The move—by two House members, Rep. Carolyn Maloney and Rep. Peter King, and Sen. Sheldon Whitehouse—to introduce the Incorporation Transparency and Law Enforcement Assistance Act is trying to bring the U.S. closer to the level of many European countries, which already require proof of ownership identity. (See related podcast: Transaction Laundering: How Not To Get Taken To The Cleaners.)
“Right now, the United States is a preferred destination for terrorists, drug traffickers, tax cheats, and other criminals who want to hide the gains from their illegal activity in anonymous business entities,” said Whitehouse. “This simple change will help law enforcement have the tools to root out this dirty money.”
Maloney added: “Our legal system should not protect the rights of bad people to do bad things in secret. Our message is simple: tell us who the real owner is, or take your business elsewhere.”
“Criminals are taking advantage of state laws by establishing firms – often without a physical presence or business activity – to access our banking system,” King said. “This simple requirement would enable law enforcement to stop money from flowing across our borders to terrorist organizations.”
Well, not quite.
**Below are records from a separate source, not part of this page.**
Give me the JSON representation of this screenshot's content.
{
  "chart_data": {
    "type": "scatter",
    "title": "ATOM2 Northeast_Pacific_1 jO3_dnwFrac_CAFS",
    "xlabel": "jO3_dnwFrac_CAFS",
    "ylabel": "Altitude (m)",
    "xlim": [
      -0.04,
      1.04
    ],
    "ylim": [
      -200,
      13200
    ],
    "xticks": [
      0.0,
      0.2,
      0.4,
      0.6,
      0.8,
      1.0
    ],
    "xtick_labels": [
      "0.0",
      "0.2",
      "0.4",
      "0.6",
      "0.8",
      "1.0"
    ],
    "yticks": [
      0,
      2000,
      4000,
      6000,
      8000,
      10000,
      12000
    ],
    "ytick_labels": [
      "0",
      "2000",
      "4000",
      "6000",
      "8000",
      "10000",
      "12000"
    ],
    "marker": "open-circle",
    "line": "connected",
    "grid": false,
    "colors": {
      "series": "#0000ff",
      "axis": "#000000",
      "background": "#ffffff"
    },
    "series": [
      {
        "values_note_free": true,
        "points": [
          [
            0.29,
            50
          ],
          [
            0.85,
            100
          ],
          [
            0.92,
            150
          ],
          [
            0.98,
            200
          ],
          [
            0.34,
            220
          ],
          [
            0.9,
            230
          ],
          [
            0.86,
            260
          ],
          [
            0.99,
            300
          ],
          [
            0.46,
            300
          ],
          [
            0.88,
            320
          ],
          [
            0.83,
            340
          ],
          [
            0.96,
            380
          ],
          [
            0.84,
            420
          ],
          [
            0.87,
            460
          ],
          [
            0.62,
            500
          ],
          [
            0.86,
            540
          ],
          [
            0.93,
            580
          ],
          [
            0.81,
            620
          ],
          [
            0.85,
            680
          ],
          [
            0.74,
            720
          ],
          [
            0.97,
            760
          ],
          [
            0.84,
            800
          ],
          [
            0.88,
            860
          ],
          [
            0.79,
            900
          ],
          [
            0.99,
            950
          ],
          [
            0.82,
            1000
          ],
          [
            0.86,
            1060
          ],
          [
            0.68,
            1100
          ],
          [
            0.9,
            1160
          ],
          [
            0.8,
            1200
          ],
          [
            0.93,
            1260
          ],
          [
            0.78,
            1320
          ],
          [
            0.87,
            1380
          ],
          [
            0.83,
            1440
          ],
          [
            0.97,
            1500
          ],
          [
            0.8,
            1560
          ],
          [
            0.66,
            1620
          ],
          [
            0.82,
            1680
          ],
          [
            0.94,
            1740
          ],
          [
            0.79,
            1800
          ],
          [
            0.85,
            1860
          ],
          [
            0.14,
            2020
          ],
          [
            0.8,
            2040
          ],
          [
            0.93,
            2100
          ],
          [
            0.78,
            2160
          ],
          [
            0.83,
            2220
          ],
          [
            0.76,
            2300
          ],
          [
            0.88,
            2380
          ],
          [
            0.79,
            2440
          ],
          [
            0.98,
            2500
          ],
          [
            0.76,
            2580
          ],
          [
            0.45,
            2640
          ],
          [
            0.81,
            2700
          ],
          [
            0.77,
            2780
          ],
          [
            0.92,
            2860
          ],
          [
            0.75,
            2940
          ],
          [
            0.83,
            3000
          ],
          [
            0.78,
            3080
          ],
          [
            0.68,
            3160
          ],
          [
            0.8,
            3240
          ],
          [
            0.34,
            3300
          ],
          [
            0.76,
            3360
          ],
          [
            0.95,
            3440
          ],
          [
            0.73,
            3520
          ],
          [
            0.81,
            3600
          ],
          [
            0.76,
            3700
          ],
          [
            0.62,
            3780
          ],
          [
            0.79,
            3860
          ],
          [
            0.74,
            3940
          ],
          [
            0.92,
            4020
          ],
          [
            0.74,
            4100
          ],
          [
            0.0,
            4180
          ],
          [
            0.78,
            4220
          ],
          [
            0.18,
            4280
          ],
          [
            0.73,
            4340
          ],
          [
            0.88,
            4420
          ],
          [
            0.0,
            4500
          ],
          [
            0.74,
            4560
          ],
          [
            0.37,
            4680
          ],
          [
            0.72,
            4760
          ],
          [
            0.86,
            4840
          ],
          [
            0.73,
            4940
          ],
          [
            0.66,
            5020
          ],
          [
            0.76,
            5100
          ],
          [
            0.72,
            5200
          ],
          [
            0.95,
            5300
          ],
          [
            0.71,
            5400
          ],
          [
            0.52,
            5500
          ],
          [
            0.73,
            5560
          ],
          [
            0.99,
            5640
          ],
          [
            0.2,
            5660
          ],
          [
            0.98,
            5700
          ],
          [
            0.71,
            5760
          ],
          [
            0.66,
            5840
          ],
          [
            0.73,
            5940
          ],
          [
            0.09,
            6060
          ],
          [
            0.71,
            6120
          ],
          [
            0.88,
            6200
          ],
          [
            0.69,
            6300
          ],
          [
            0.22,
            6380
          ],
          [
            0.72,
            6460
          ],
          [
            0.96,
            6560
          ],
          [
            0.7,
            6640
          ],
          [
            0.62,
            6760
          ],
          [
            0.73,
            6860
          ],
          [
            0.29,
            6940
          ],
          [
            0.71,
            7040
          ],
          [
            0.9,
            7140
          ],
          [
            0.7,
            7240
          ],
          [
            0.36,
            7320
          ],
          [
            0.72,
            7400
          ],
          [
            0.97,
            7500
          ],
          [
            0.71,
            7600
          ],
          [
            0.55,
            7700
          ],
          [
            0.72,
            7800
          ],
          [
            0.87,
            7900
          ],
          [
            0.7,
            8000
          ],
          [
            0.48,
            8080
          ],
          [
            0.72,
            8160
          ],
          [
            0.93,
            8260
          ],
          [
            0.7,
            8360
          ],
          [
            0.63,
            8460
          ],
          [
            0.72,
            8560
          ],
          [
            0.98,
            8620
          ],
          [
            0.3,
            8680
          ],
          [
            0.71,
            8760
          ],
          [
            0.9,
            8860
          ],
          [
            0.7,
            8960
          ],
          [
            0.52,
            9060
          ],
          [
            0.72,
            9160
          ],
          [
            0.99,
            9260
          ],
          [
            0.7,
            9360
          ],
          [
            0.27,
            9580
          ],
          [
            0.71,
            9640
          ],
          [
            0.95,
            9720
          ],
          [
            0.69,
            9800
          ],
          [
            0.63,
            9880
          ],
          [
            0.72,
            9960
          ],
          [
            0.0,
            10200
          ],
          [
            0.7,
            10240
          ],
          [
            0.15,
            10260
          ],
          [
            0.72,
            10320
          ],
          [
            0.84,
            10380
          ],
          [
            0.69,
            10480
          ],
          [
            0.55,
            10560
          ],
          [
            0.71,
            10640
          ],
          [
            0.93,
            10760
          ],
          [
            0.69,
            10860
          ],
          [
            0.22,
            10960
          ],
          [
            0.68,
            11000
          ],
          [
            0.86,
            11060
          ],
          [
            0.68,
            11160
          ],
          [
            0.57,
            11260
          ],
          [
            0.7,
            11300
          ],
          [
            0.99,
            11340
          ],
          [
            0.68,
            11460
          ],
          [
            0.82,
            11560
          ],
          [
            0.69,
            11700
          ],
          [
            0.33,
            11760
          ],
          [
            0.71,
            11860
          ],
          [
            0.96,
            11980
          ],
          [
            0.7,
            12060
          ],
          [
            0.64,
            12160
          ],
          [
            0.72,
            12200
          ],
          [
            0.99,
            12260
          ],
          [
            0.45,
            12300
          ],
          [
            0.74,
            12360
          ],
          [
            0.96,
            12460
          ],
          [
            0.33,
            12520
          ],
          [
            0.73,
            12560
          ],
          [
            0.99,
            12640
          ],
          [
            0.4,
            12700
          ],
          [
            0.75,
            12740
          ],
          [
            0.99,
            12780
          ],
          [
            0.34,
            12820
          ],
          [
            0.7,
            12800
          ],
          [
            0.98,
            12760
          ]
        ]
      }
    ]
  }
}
There is no money allocated in the bill to provide investigative funds to authenticate the submissions. If the intent is to launder criminal—even terrorist—financing, then making up bogus names of the owners and giving them fake passport or driver’s license numbers is not especially burdensome.
According to one Capitol Hill staffer familiar with the legislation—and who insisted on anonymity—the online application process does not seek a picture of the passport or the driver’s license, but merely a number. Although those numbers are easy to verify, it’s unlikely many states would bother unless they had a reason to do so. And it’s the money launderer’s job to make sure that the state clerks are given no such reason.
Presumably, in-person applications—which today are rarities—would ask to see and examine the actual documents.
And in case a software program does a perfunctory check that the name given is associated with the name associated with the document, money launderers could merely use the numbers of actual documents. That way, a check would appear to authenticate the application, unless someone actually called to ask if that person is affiliated with that company—which would be very unlikely.
Deana Rich, president of Rich Consulting, agrees that the issue of money laundering needs to be addressed, but she’s much less enamored of trying to solve it with a new law.
“I do not like legislation. Although I agree with the concept, having the government legislate good behavior can cause more issues then they fix. If we self-regulate, ETA Guidelines, MAC communications, then we are better off and we keep the bad guys at bay,” she said.
Specifically, she argues that more stringent processes can address many of the laundering concerns.
“Acquirers can help eliminate the use of shell companies through diligent underwriting. There was a company in Wyoming that helped set up shell corporations and those corporations ended up being used for merchant accounts selling illegal goods or services,” Rich said. “That information was shared through MAC and now acquirers know to look for the Wyoming address during underwriting.”